L’11 agosto il redattore de Il Grido del Popolo s’interrogava: «Quando sentiamo i delegati del Soviet russo parlare di continuare la guerra per la difesa della rivoluzione, ci domandiamo ansiosamente se invece essi non accettino – senza saperlo e senza volerlo – di continuare la guerra per la difesa degli interessi della sopravvenuta borghesia capitalistica Russa, contro l’assalto proletario per l’ennesima vittoria della coalizione capitalistica, contro il pericolo collettivista che si avanza».

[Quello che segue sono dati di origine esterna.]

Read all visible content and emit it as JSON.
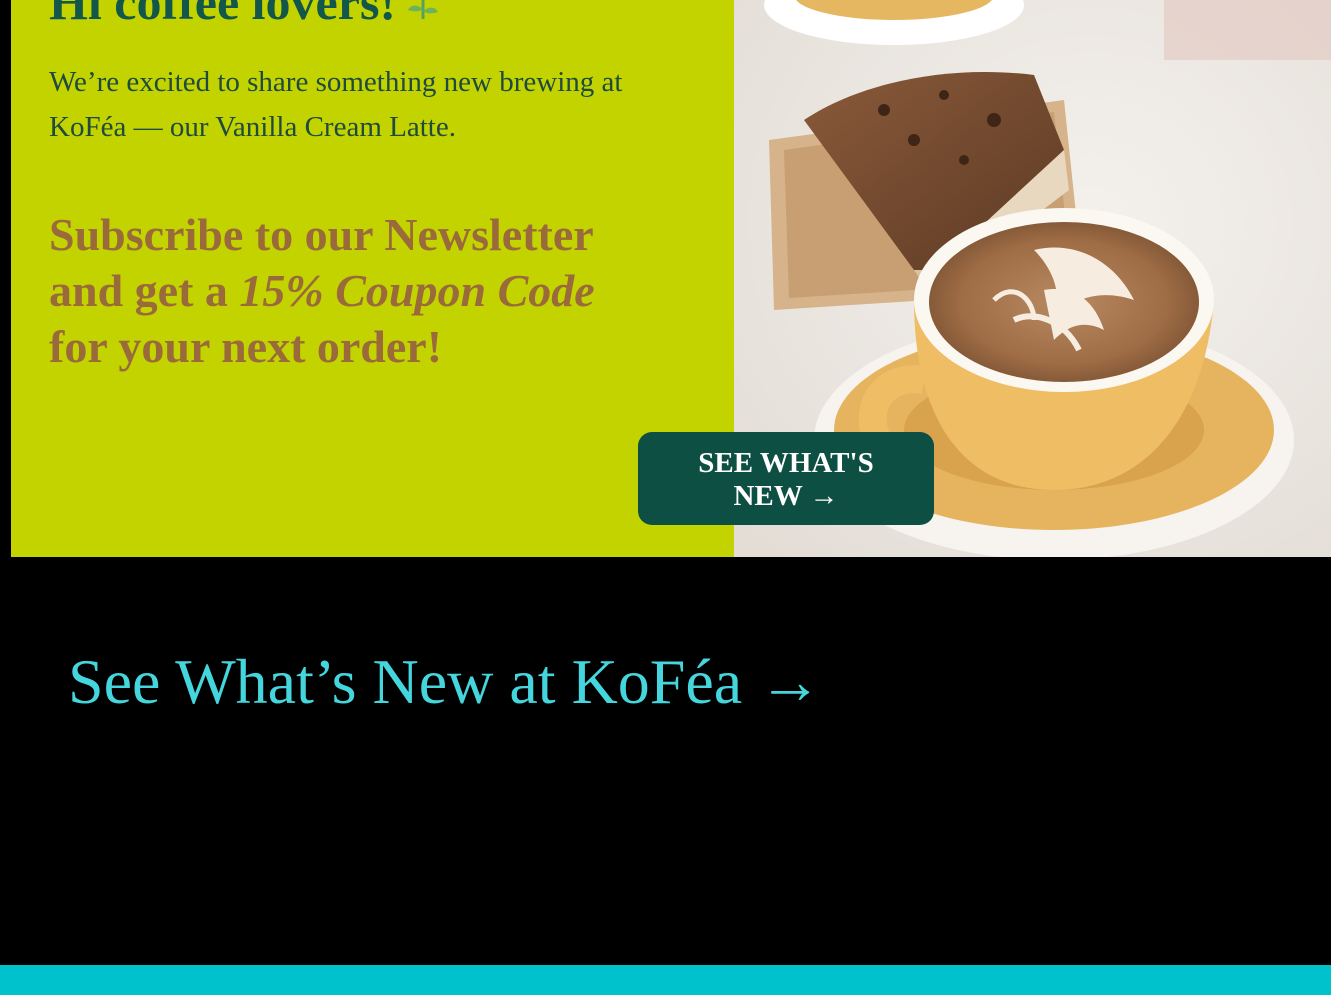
{
  "banner": {
    "greeting": "Hi coffee lovers!",
    "intro": "We’re excited to share something new brewing at KoFéa — our Vanilla Cream Latte.",
    "promo": {
      "line1": "Subscribe to our Newsletter",
      "line2_prefix": "and get a ",
      "line2_emphasis": "15% Coupon Code",
      "line3": "for your next order!"
    },
    "button": {
      "line1": "SEE WHAT'S",
      "line2": "NEW →"
    },
    "icons": {
      "greeting_icon": "flower-icon"
    },
    "colors": {
      "background": "#c2d300",
      "greeting": "#13564a",
      "promo": "#9a6a3a",
      "button": "#0e4f43"
    }
  },
  "cta": {
    "label": "See What’s New at KoFéa →",
    "color": "#44d6dc"
  },
  "footer": {
    "bar_color": "#00c2cc"
  }
}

Gramsci aveva ben intuito che, scoppiata la “rivoluzione contro il capitale”, soltanto il superamento della condizione di guerra, rispondendo all’aspirazione più profonda del popolo, avrebbe potuto far volgere gli eventi dalla parte dei bolscevichi.

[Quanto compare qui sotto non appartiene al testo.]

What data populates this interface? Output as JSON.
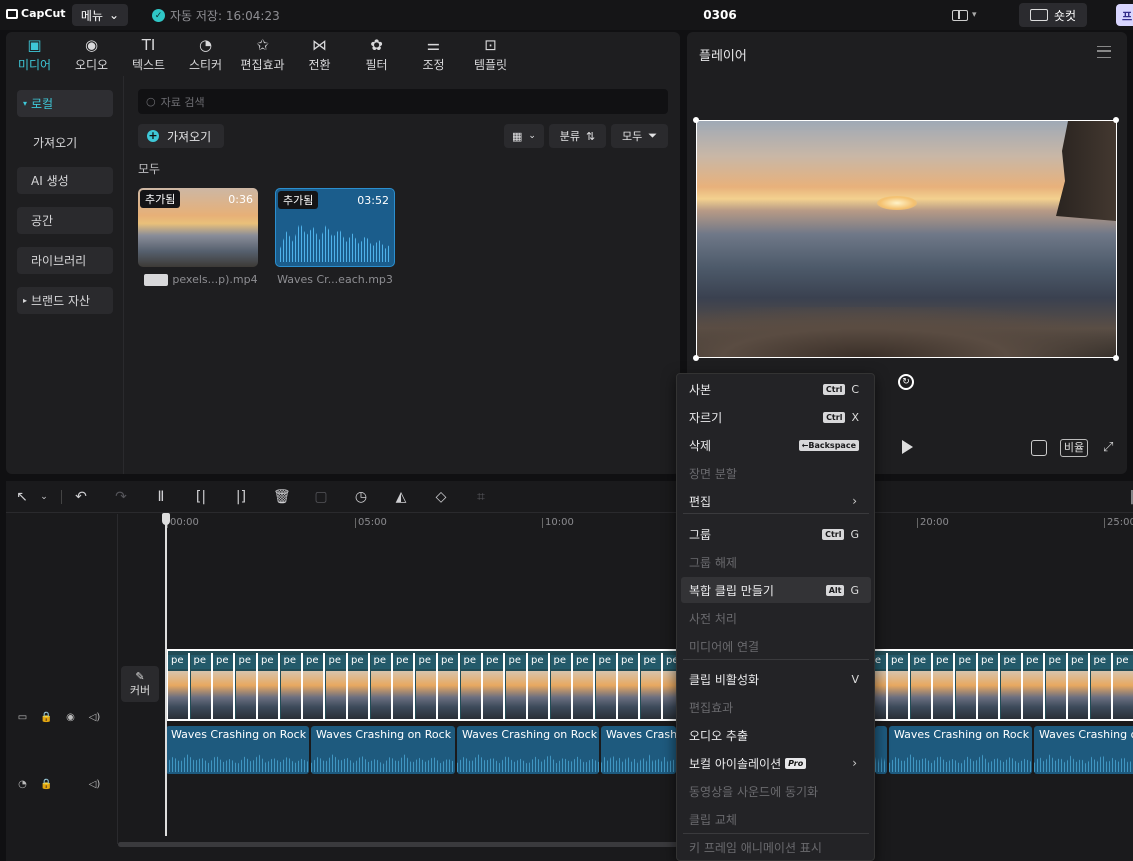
{
  "titlebar": {
    "logo": "CapCut",
    "menu_label": "메뉴",
    "autosave": "자동 저장: 16:04:23",
    "project_title": "0306",
    "shortcut_label": "숏컷",
    "pro_label": "프"
  },
  "tabs": [
    {
      "label": "미디어",
      "icon": "media-icon"
    },
    {
      "label": "오디오",
      "icon": "audio-icon"
    },
    {
      "label": "텍스트",
      "icon": "text-icon"
    },
    {
      "label": "스티커",
      "icon": "sticker-icon"
    },
    {
      "label": "편집효과",
      "icon": "effects-icon"
    },
    {
      "label": "전환",
      "icon": "transition-icon"
    },
    {
      "label": "필터",
      "icon": "filter-icon"
    },
    {
      "label": "조정",
      "icon": "adjust-icon"
    },
    {
      "label": "템플릿",
      "icon": "template-icon"
    }
  ],
  "sidebar": {
    "items": [
      "로컬",
      "가져오기",
      "AI 생성",
      "공간",
      "라이브러리",
      "브랜드 자산"
    ]
  },
  "media": {
    "search_placeholder": "자료 검색",
    "import_label": "가져오기",
    "sort_label": "분류",
    "filter_label": "모두",
    "section_label": "모두",
    "items": [
      {
        "badge": "추가됨",
        "duration": "0:36",
        "name": "pexels...p).mp4"
      },
      {
        "badge": "추가됨",
        "duration": "03:52",
        "name": "Waves Cr...each.mp3"
      }
    ]
  },
  "player": {
    "title": "플레이어",
    "ratio_label": "비율"
  },
  "timeline": {
    "ruler": [
      "00:00",
      "05:00",
      "10:00",
      "20:00",
      "25:00"
    ],
    "cover_label": "커버",
    "frame_label": "pe",
    "audio_clip_title": "Waves Crashing on Rock B",
    "audio_clip_title_short": "Waves Crashi"
  },
  "context_menu": {
    "items": [
      {
        "label": "사본",
        "key": "Ctrl",
        "letter": "C",
        "disabled": false
      },
      {
        "label": "자르기",
        "key": "Ctrl",
        "letter": "X",
        "disabled": false
      },
      {
        "label": "삭제",
        "key": "←Backspace",
        "letter": "",
        "disabled": false
      },
      {
        "label": "장면 분할",
        "disabled": true
      },
      {
        "label": "편집",
        "submenu": true,
        "disabled": false
      },
      {
        "label": "그룹",
        "key": "Ctrl",
        "letter": "G",
        "disabled": false
      },
      {
        "label": "그룹 해제",
        "disabled": true
      },
      {
        "label": "복합 클립 만들기",
        "key": "Alt",
        "letter": "G",
        "disabled": false
      },
      {
        "label": "사전 처리",
        "disabled": true
      },
      {
        "label": "미디어에 연결",
        "disabled": true
      },
      {
        "label": "클립 비활성화",
        "letter": "V",
        "disabled": false
      },
      {
        "label": "편집효과",
        "disabled": true
      },
      {
        "label": "오디오 추출",
        "disabled": false
      },
      {
        "label": "보컬 아이솔레이션",
        "badge": "Pro",
        "submenu": true,
        "disabled": false
      },
      {
        "label": "동영상을 사운드에 동기화",
        "disabled": true
      },
      {
        "label": "클립 교체",
        "disabled": true
      },
      {
        "label": "키 프레임 애니메이션 표시",
        "disabled": true
      }
    ]
  },
  "colors": {
    "accent": "#3ec8d8",
    "audio_clip": "#1e5a7e",
    "video_track": "#224c56"
  }
}
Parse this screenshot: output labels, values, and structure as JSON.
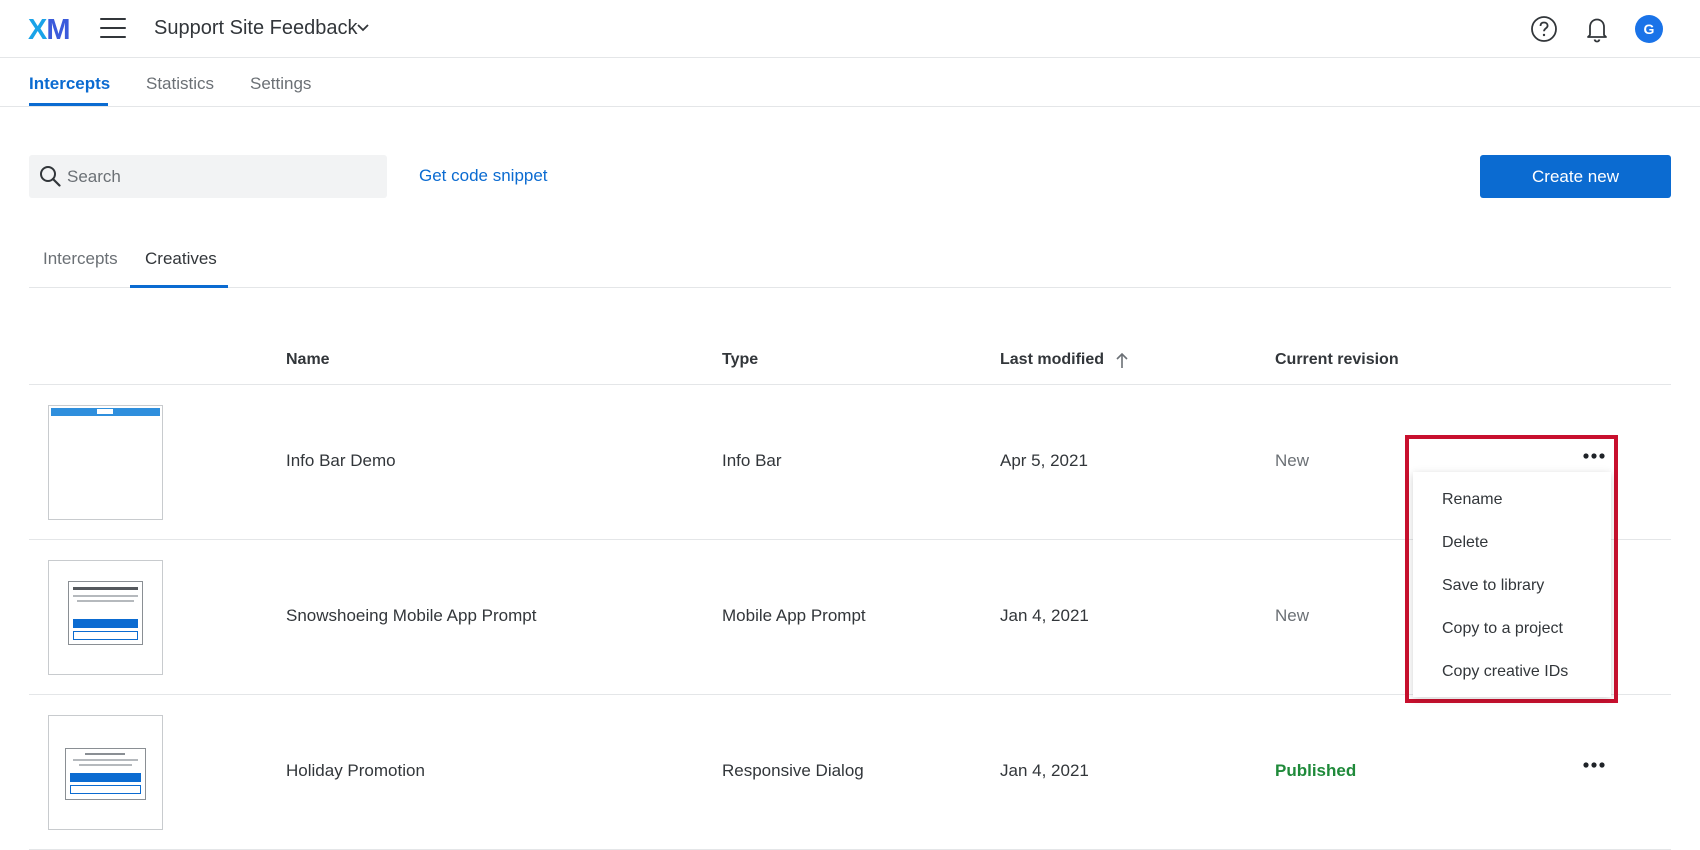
{
  "header": {
    "logo": {
      "x": "X",
      "m": "M"
    },
    "project_name": "Support Site Feedback",
    "avatar_initial": "G",
    "icons": [
      "menu-icon",
      "chevron-down-icon",
      "help-icon",
      "bell-icon"
    ]
  },
  "nav": {
    "tabs": [
      {
        "label": "Intercepts",
        "active": true
      },
      {
        "label": "Statistics",
        "active": false
      },
      {
        "label": "Settings",
        "active": false
      }
    ]
  },
  "toolbar": {
    "search_placeholder": "Search",
    "code_snippet_label": "Get code snippet",
    "create_label": "Create new"
  },
  "subtabs": [
    {
      "label": "Intercepts",
      "active": false
    },
    {
      "label": "Creatives",
      "active": true
    }
  ],
  "table": {
    "columns": [
      "Name",
      "Type",
      "Last modified",
      "Current revision"
    ],
    "rows": [
      {
        "name": "Info Bar Demo",
        "type": "Info Bar",
        "modified": "Apr 5, 2021",
        "revision": "New"
      },
      {
        "name": "Snowshoeing Mobile App Prompt",
        "type": "Mobile App Prompt",
        "modified": "Jan 4, 2021",
        "revision": "New"
      },
      {
        "name": "Holiday Promotion",
        "type": "Responsive Dialog",
        "modified": "Jan 4, 2021",
        "revision": "Published"
      }
    ]
  },
  "context_menu": {
    "items": [
      "Rename",
      "Delete",
      "Save to library",
      "Copy to a project",
      "Copy creative IDs"
    ]
  },
  "colors": {
    "accent": "#0b6bd1",
    "published": "#1f8a3a",
    "highlight": "#c8102e"
  }
}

Il Grido del Popolo non venne diffuso durante quelle giornate. Riprese in pieno le sue attività il 1° settembre, adesso sotto la direzione di Gramsci, che sostituì la dirigente socialista Maria Giudice, finita agli arresti. La censura statale non consentiva peraltro di pubblicare alcun riferimento all’insurrezione. Gramsci colse invece l’occasione per fare un breve cenno a Lenin: «forse Kerenski rappresenta la fatalità storica, certo Lenin rappresenta il divenire socialistico; e noi siamo con lui, con tutta l’anima».

Il riferimento è alle giornate di luglio in Russia e alla persecuzione dei bolscevichi che ne seguì, costringendo tra l’altro Lenin a rifugiarsi in Finlandia.

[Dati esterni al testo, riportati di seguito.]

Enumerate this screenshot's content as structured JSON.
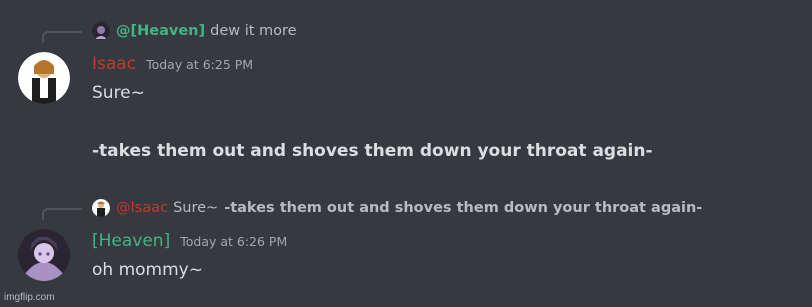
{
  "messages": [
    {
      "reply": {
        "mention": "@[Heaven]",
        "text": "dew it more"
      },
      "author": "Isaac",
      "timestamp": "Today at 6:25 PM",
      "lines": [
        "Sure~",
        "-takes them out and shoves them down your throat again-"
      ]
    },
    {
      "reply": {
        "mention": "@Isaac",
        "text_plain": "Sure~ ",
        "text_bold": "-takes them out and shoves them down your throat again-"
      },
      "author": "[Heaven]",
      "timestamp": "Today at 6:26 PM",
      "lines": [
        "oh mommy~"
      ]
    }
  ],
  "colors": {
    "background": "#36393f",
    "heaven_name": "#43b581",
    "isaac_name": "#c0392b",
    "text": "#dcddde",
    "timestamp": "#a3a6aa"
  },
  "icons": [
    "reply-spine",
    "heaven-avatar",
    "isaac-avatar"
  ],
  "watermark": "imgflip.com"
}
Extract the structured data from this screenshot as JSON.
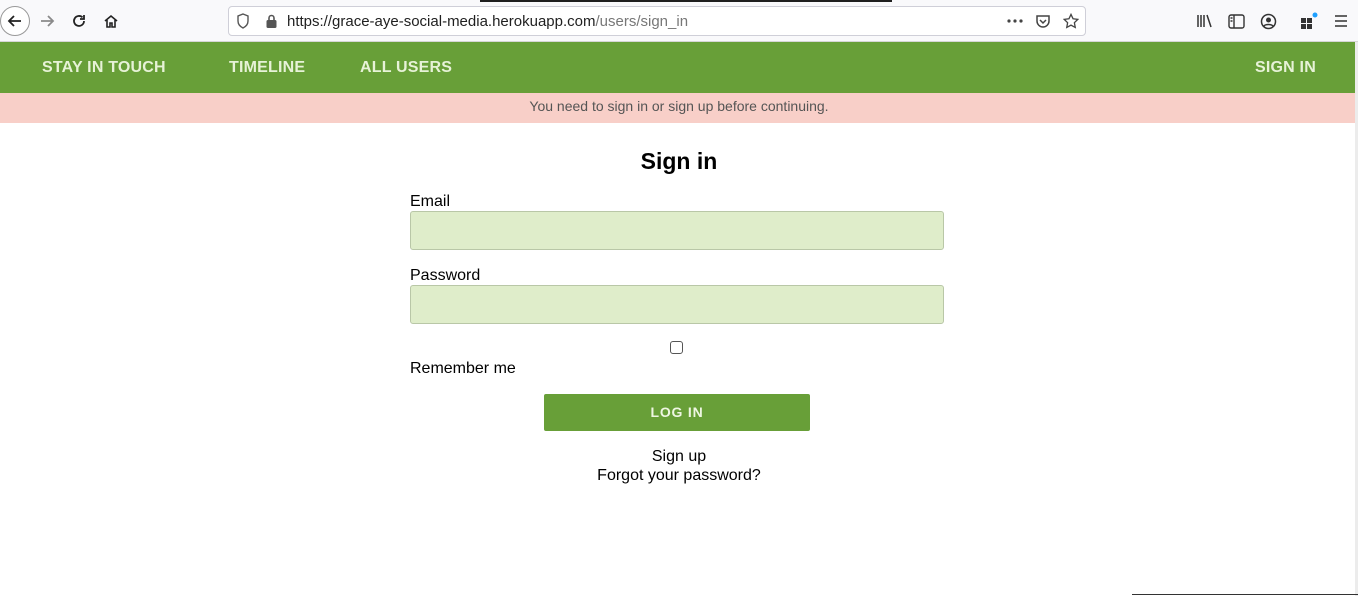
{
  "browser": {
    "url_host": "https://grace-aye-social-media.herokuapp.com",
    "url_path": "/users/sign_in",
    "icons": {
      "back": "back-arrow-icon",
      "forward": "forward-arrow-icon",
      "reload": "reload-icon",
      "home": "home-icon",
      "tracking": "shield-icon",
      "lock": "lock-icon",
      "more": "more-dots-icon",
      "pocket": "pocket-icon",
      "bookmark": "star-icon",
      "library": "library-icon",
      "sidebar": "sidebar-icon",
      "account": "account-icon",
      "extensions": "extensions-icon",
      "menu": "hamburger-menu-icon"
    }
  },
  "nav": {
    "brand": "STAY IN TOUCH",
    "timeline": "TIMELINE",
    "all_users": "ALL USERS",
    "sign_in": "SIGN IN"
  },
  "flash": {
    "message": "You need to sign in or sign up before continuing."
  },
  "form": {
    "title": "Sign in",
    "email_label": "Email",
    "email_value": "",
    "password_label": "Password",
    "password_value": "",
    "remember_label": "Remember me",
    "remember_checked": false,
    "submit_label": "LOG IN"
  },
  "links": {
    "sign_up": "Sign up",
    "forgot_password": "Forgot your password?"
  },
  "colors": {
    "nav_bg": "#689f38",
    "nav_text": "#e7f2d7",
    "flash_bg": "#f8cfc8",
    "input_bg": "#dfedca",
    "button_bg": "#689f38"
  }
}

La frazione intransigente rivoluzionaria del partito socialista si organizzò per affrontare la nuova situazione che la rivolta di Torino e le vicende russe avevano creato. A novembre, i dirigenti di questo raggruppamento convocarono un incontro segreto a Firenze per discutere «il futuro orientamento del nostro partito».

Gramsci, che aveva iniziato ad assumere un ruolo importante nella sezione socialista torinese, partecipò alla riunione. In quell’incontro si allineò a chi, come Amadeo Bordiga, riteneva necessaria l’azione militante, laddove Serrati e altri si pronunciavano per il mantenimento della vecchia tattica neutralista.

La riunione si concluse riaffermando i principi dell’internazionalismo rivoluzionario e dell’opposizione alla guerra, ma senza alcuna indicazione pratica sul da farsi.

Dalla rivolta di Torino e dalla sua successiva analisi posta in relazione con gli avvenimenti rivoluzionari in Russia si può dire che nacque – almeno in embrione – il nucleo dirigente e militante che poi avrebbe dato vita alla frazione comunista in seno al PSI e successivamente al PCd’I: una duplice matrice che poi avrebbe pesato nella storia, quella del “fare come in Russia” e quella dell’analisi della situazione italiana in relazione alle condizioni del proletariato.

L’esempio del sacrificio delle proletarie (in primissima fila le donne) e dei proletari torinesi fu quindi alla base dell’avvio di quel decisivo processo politico, inteso quale espressione non astratta di organizzazione della volontà popolare di battersi contro la guerra e le miserevoli condizioni di vita.

Un dato, questo, da sottolineare ancor oggi per la sua importanza.

La situazione italiana stava così scivolando verso Caporetto.